Yields jump in Asia stocks, lewd comments: Market Wrap

Stocks in Asia are set to open steady on Thursday as central banks in their quest to rein in inflation raise flamboyant messages and JPMorgan Chase & Co.’s Jamie Dimon sounded alarm bells on the economy. Treasury yields and the dollar advanced.

There was little change in futures in Japan, where stocks may find some support from the sinking yen. They fell in Australia and Hong Kong. US contracts held steady in early Asian trade after shares fell on Wall Street. The data showed exceptionally high job openings, along with an unexpected uptick in US manufacturing activity, raising concerns that the Federal Reserve would need to impose more restrictions to make up for slowing price gains.

The yield on the 10-year Treasury rose higher as traders bet on the way to hike rates and the Fed began the process of shrinking its balance sheet.

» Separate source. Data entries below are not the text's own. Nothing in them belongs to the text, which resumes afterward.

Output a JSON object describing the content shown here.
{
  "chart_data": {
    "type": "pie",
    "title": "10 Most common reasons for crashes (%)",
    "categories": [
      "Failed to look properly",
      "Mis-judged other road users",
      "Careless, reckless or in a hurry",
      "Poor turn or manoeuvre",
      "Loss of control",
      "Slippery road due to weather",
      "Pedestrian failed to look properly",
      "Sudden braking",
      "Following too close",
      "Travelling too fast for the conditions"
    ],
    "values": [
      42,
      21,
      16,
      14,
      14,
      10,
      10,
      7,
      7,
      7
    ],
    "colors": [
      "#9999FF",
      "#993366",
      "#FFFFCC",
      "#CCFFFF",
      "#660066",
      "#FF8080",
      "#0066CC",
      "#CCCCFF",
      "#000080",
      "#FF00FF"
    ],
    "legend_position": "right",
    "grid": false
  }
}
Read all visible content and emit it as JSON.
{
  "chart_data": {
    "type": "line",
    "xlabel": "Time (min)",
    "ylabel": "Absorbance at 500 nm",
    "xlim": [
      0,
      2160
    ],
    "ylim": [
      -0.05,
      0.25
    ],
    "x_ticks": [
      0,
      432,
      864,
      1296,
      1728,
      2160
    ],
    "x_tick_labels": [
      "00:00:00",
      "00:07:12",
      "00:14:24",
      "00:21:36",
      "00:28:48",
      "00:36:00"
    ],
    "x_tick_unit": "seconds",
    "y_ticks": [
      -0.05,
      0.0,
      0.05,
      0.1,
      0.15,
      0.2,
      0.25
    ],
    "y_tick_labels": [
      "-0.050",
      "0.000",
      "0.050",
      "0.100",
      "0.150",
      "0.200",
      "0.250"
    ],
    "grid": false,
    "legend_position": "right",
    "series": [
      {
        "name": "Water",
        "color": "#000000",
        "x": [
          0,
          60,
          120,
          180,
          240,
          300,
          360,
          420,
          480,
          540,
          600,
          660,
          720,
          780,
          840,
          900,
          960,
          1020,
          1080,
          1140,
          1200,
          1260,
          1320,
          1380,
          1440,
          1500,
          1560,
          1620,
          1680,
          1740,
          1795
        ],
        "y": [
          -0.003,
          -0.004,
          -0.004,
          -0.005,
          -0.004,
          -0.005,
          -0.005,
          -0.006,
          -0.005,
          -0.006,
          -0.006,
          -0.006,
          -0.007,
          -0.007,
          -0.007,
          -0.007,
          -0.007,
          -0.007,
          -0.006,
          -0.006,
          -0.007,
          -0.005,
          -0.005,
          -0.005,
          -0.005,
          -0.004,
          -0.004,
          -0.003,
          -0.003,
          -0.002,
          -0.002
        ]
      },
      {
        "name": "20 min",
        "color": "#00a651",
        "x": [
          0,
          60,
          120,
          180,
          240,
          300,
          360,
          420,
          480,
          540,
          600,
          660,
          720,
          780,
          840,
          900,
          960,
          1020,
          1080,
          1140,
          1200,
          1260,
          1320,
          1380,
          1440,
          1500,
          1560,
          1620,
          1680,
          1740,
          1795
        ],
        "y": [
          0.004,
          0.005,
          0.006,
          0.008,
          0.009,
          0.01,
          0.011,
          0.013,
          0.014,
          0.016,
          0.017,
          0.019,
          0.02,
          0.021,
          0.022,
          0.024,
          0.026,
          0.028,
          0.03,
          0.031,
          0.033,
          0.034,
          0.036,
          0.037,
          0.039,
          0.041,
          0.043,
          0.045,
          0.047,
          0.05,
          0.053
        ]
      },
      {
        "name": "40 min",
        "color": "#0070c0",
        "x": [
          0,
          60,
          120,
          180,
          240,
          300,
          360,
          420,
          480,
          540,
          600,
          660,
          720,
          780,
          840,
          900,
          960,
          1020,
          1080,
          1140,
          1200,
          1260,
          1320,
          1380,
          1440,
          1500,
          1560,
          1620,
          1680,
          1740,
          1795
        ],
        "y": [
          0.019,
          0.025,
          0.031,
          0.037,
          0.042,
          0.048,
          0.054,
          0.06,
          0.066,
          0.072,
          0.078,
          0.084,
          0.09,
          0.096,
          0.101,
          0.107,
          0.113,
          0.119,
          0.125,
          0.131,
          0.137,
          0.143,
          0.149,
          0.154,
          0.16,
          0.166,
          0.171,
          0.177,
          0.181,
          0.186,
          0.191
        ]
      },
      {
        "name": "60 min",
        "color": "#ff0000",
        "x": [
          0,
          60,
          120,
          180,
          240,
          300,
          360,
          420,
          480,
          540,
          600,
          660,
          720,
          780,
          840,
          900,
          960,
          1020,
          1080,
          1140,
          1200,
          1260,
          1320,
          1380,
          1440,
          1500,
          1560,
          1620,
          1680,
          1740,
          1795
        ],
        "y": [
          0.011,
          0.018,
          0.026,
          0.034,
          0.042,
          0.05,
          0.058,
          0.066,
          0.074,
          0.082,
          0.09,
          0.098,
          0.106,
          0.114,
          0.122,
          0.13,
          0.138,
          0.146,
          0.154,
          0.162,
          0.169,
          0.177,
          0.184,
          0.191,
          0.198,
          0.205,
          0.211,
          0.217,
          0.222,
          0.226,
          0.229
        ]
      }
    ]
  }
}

Oil was hovering around $115 a barrel ahead of the OPEC+ meeting to discuss supply policy.

Dimon warned investors to be prepared for an economic “storm.” In contrast, JPMorgan’s bullish strategist Marko Kolanovic expects stocks to rally by the end of the year, underscoring the growing debate that markets are reeling from challenges ranging from tightening monetary policy to the war in Ukraine. ,

Strong US data landed in a market where investors are scrambling about whether the Fed’s tough policies will prompt a recession. The Bank of Canada raised its overnight rate by half a percentage point as expected, and warned it could act “more strongly” if needed to tackle inflation.

A group of Fed officials have been left behind to maintain rate hikes to counter price pressure. Mary Daly of the San Francisco Fed and her more enthusiastic aide James Bullard of St. Louis both backed plans to raise rates by 50 basis points this month, while Thomas Barkin of Richmond said it was “to strengthen policy”. correct understanding”.

Greg Boutle, US Head of Equity and Derivatives Strategy at BNP Paribas, said on Bloomberg TV, “We now find ourselves in a bit too much no man’s land. We are in such a bear market environment, yet we haven’t. has done.” So far the macro data has seen bearishness. So we still think there is a way for the US economy to soften rather than land hard.”